Case Number : CA 600011/2001
Decision Date : 07 August 2001
Tribunal/Court : Court of Appeal
Coram : Chao Hick Tin JA; L P Thean JA; Yong Pung How CJ
Counsel Name(s) : Appellant in person; Davinder Singh SC and Hri Kumar (Drew & Napier) for the respondent
Parties : Jeyaretnam Joshua Benjamin — Indra Krishnan
Insolvency Law  – Bankruptcy  – Bankruptcy order  – Default by debtor under arrangement reflected in consent order  – Prior consent by debtor to bankruptcy order being made  – Whether creditor right to proceed with bankruptcy petition  – Whether burden on creditor to prove inability of debtor to pay debts  – Whether arrangement extortionate

(delivering the grounds of judgment of the court): This was an appeal against a decision of the High Court upholding an order made by the assistant registrar on 19 January 2001 adjudging the appellant a bankrupt. We heard the appeal on 23 July 2001 and dismissed it. We now give our reasons.

The facts

The material facts giving rise to the bankruptcy order were largely undisputed. The respondent and nine other persons successfully sued the appellant (among others) for defamation and were awarded damages. The debts due to two of the judgment creditors, after some legal wrangling, were paid, leaving unpaid the debts due to the other eight creditors, including the respondent. The appellant failed to satisfy the debts due even after statutory demands had been served on him on 31 May 2000. Eventually, on 23 September 2000 the respondent and the other creditors filed bankruptcy petitions against the appellant, and the petitions were fixed to be heard on 3 November 2000. The amount owing by the appellant to the respondent at the date of the petition was $27,721.66.

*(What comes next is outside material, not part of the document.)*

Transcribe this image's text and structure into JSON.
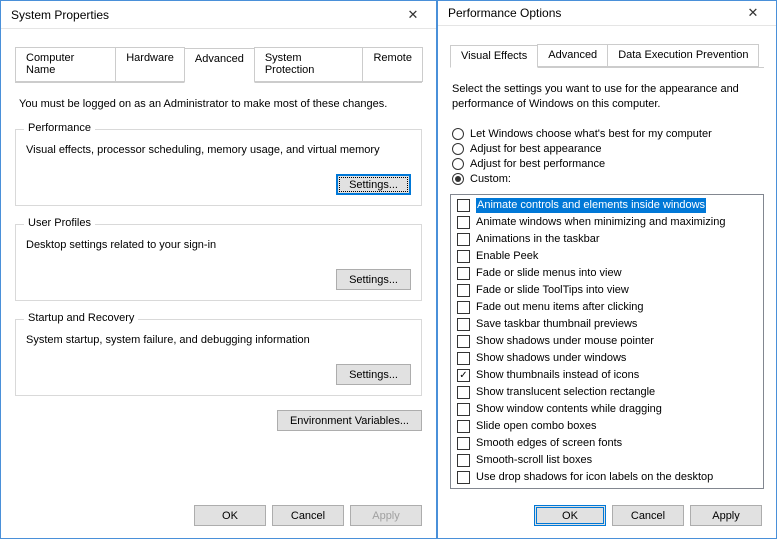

Before the petitions were due to be heard, the appellant offered to pay the debts due to the eight creditors by instalments. On 3 November 2000 the respondent and the other creditors agreed to accede to the appellant`s request for payment by instalments subject to conditions. The agreement was reached through the appellant`s solicitor, Mr G Raman.

In accordance with this agreement, the parties appeared on that day before the assistant registrar to record what they had agreed in the form of a consent order. At the hearing, the appellant was represented by Mr G Raman. The parties had agreed that the appellant was to pay the respondent a sum of $2,500 on 6 November 2000 (and similar or identical sums to the other creditors) and the remainder by nine monthly instalments, commencing 1 December 2000, the last instalment to be paid on 1 August 2001, and if the appellant should fail to make payment of any instalments on time, the respondent was entitled to terminate the agreement. The parties further agreed as follows (as set out in [para ]2-4 of the consent order):

2. All payments are to be made by cash or cheque in the debtor`s name (such cheques being made payable to Drew & Napier). All such payments are to be made through the Debtor`s solicitors, G Raman & Partners and to the Creditor`s solicitors, and the letter accompanying such payments to be marked for the attention of Mr Davinder Singh or Mr Hri Kumar. If payment is made by cheque, the cheque must bear a date on or before the due date of payment. Otherwise, it will be treated as a failure to make payment on time.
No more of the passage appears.